The ground has hosted 3 first-class matches and 4 List A matches. The final match played by the first team was the Division Two County Championship match with Leicestershire in 2011. The ground has since been used as an outground and home to the club’s Second XI, Women’s and Ability teams.

===Game information===

| Game Type | No. of Games |
|---|---|
| County Championship Matches | 4 |
| Limited-over county matches | 3 |
| Twenty20 matches | 0 |

===Game statistics – first-class===

| Category | Information |
|---|---|
| Highest Team Score | Essex (399 against Somerset) in 2006 |
| Lowest Team Score | Essex (88 against Gloucestershire) in 2007 |
| Best Batting Performance | Andy Flower (132 Runs for Essex against Durham) in 2005 |
| Best Bowling Performance | Steve Kirby (5/41 for Gloucestershire against Essex) in 2007 and Jonathan Lewis (5/41 for Gloucestershire against Essex) in 2007 |

===Game statistics – one-day matches===

| Category | Information |
|---|---|
| Highest Team Score | Essex (202/8 in 45 overs against Middlesex) in 2005 |
| Lowest Team Score | Middlesex (144 in 36.4 overs against Essex) in 2006 |
| Best Batting Performance | Paul Weekes (82 Runs for Middlesex against Essex) in 2005 |
| Best Bowling Performance | Heath Streak (4/39 for Warwickshire against Essex) in 2007 |

==Southend Leisure & Tennis Centre==

Southend Swimming & Diving Centre at Southend Leisure & Tennis Centre.

Southend Leisure & Tennis Centre is a sports centre located in Southend-on-Sea, Essex, England. The centre was built in March 1996 and expanded in November 2010, adding Southend Swimming and Diving Centre to the site, with a new reception area linking the two centres together with self-swiping turnstiles.
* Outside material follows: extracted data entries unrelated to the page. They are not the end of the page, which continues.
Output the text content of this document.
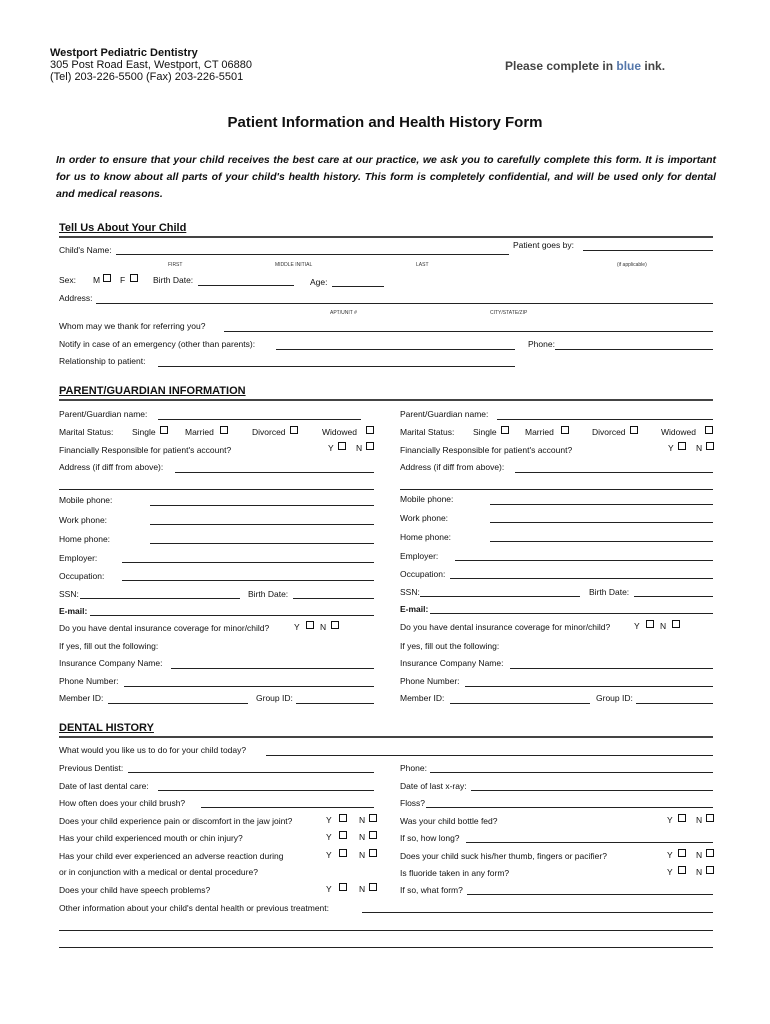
Westport Pediatric Dentistry
305 Post Road East, Westport, CT 06880
(Tel) 203-226-5500 (Fax) 203-226-5501
Please complete in blue ink.
Patient Information and Health History Form
In order to ensure that your child receives the best care at our practice, we ask you to carefully complete this form. It is important for us to know about all parts of your child's health history. This form is completely confidential, and will be used only for dental and medical reasons.
Tell Us About Your Child
Child's Name:	Patient goes by:
FIRST	MIDDLE INITIAL	LAST	(if applicable)
Sex: M F	Birth Date:	Age:
Address:
APT/UNIT #	CITY/STATE/ZIP
Whom may we thank for referring you?
Notify in case of an emergency (other than parents):	Phone:
Relationship to patient:
PARENT/GUARDIAN INFORMATION
Parent/Guardian name:
Marital Status: Single	Married	Divorced	Widowed
Financially Responsible for patient's account?	Y	N
Address (if diff from above):
Mobile phone:
Work phone:
Home phone:
Employer:
Occupation:
SSN:	Birth Date:
E-mail:
Do you have dental insurance coverage for minor/child?	Y N
If yes, fill out the following:
Insurance Company Name:
Phone Number:
Member ID:	Group ID:
Parent/Guardian name:
Marital Status: Single	Married	Divorced	Widowed
Financially Responsible for patient's account?	Y	N
Address (if diff from above):
Mobile phone:
Work phone:
Home phone:
Employer:
Occupation:
SSN:	Birth Date:
E-mail:
Do you have dental insurance coverage for minor/child?	Y N
If yes, fill out the following:
Insurance Company Name:
Phone Number:
Member ID:	Group ID:
DENTAL HISTORY
What would you like us to do for your child today?
Previous Dentist:	Phone:
Date of last dental care:	Date of last x-ray:
How often does your child brush?	Floss?
Does your child experience pain or discomfort in the jaw joint?	Y	N	Was your child bottle fed?	Y	N
Has your child experienced mouth or chin injury?	Y	N	If so, how long?
Has your child ever experienced an adverse reaction during
or in conjunction with a medical or dental procedure?
Y	N	Does your child suck his/her thumb, fingers or pacifier?	Y	N
Is fluoride taken in any form?	Y	N
Does your child have speech problems?	Y	N	If so, what form?
Other information about your child's dental health or previous treatment:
The site's main name remained as Southend Leisure & Tennis Centre with the addition of Southend Swimming and Diving Centre. The centre is also known as Garon Park, as the buildings sit within the park site. The centre is run by Fusion Lifestyle.

===Facilities===
The Leisure Centre offers the following facilities:

- Expressions Gym
- Group Fitness Studio
- Sauna, Steam Room & Spa
- 4 Indoor Tennis Courts
- 8 Court Sports Hall
  - 2 Court Secondary Hall
- 3 Basketball Courts British Basketball League Standard
- Fully Flood-Lit:
  - 8 lane Olympic size Athletics Track
  - 4 Outdoor Tennis Courts
  - 4 Outdoor Netball Courts
- Cappuccino Bar & Cafe
- Small Steps Day Nursery
- Function Rooms & Suites
- Spectator seating & Disabled access for:
  - 25m Swimming Pool
  - Fun Pool & Slide
  - Olympic Diving Facility

===Regular hosts===
Each year, Southend Leisure & Tennis Centre hosts regular users and events:

- The Olympic size Athletics Track has been the host for Southend-on-Sea Athletic Club since 1994. The track itself was refurbished in 2011.
- The 8 Court Main Hall hosts events such as wrestling and cage fighting events in the Ultimate Warrior Challenge .
- The centre was home to the British Basketball League team the Essex Pirates.
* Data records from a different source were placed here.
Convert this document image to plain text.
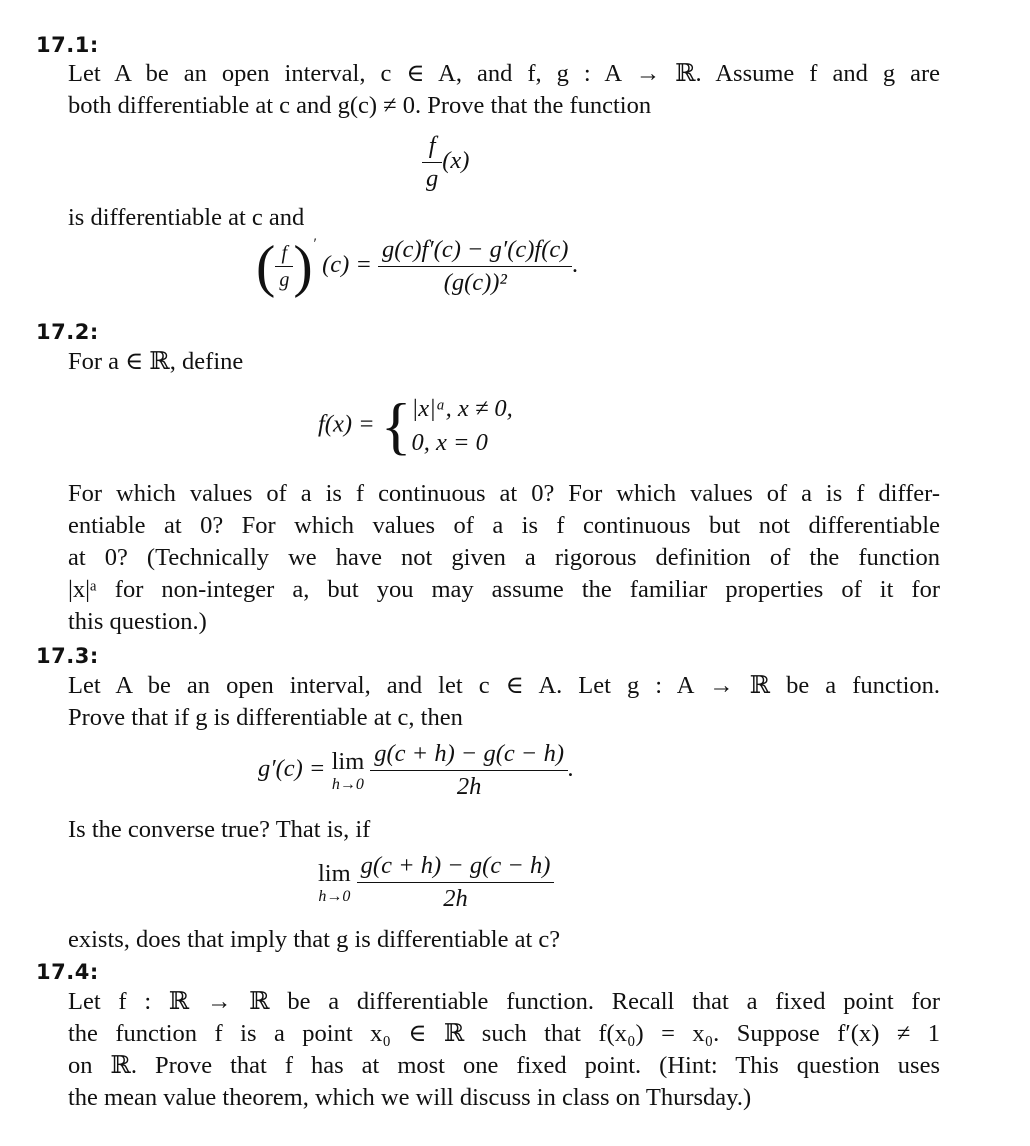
17.1:
Let A be an open interval, c ∈ A, and f, g : A → ℝ. Assume f and g are
both differentiable at c and g(c) ≠ 0. Prove that the function
$\frac{f}{g} (x)$
is differentiable at c and
( $\frac{f}{g} )'$ $(c) = \frac{g(c)f'(c) - g'(c)f(c)}{\text{(g(c))²}}$ .
17.2:
For a ∈ ℝ, define
f(x) = { |x|ᵃ, x ≠ 0,
0, x = 0
For which values of a is f continuous at 0? For which values of a is f differ-
entiable at 0? For which values of a is f continuous but not differentiable
at 0? (Technically we have not given a rigorous definition of the function
|x|ᵃ for non-integer a, but you may assume the familiar properties of it for
this question.)
17.3:
Let A be an open interval, and let c ∈ A. Let g : A → ℝ be a function.
Prove that if g is differentiable at c, then
g′(c) = lim
$h\to 0 \frac{g(c + h) - g(c - h)}{2h}$ .
Is the converse true? That is, if
lim
$h\to 0 \frac{g(c + h) - g(c - h)}{2h}$
exists, does that imply that g is differentiable at c?
17.4:
Let f : ℝ → ℝ be a differentiable function. Recall that a fixed point for
the function f is a point x₀ ∈ ℝ such that f(x₀) = x₀. Suppose f′(x) ≠ 1
on ℝ. Prove that f has at most one fixed point. (Hint: This question uses
the mean value theorem, which we will discuss in class on Thursday.)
===Olympic training ground===
After resurfacing & refurbishment of the athletics track in 2011, the site was proposed to be used as an Olympic Training Ground for the London 2012 Summer Olympics in the following sports:
- Athletics
- Basketball
- Diving

==Controversy==
In 2024, local campaigners claimed that the Garon Park Community Interest Company were committing "uncontrolled development" at the park, with the flattening of wild spaces for extra 3G football pitches. The company however stated that work would not start until planning permission was received, and that the extra facilities were to meet the needs of grassroots teams, colleges and charities. Southend-on-Sea City Council stated that they had "an open ongoing planning enforcement investigation into the concerns raised".

In June 2025, Southend-on-Sea City Council gave permission to revised plans, including redeveloping unused grass netball courts and dropping plans to close access to a pathway used by local residents. The plans included a new 3g pitch, cafe and storage area.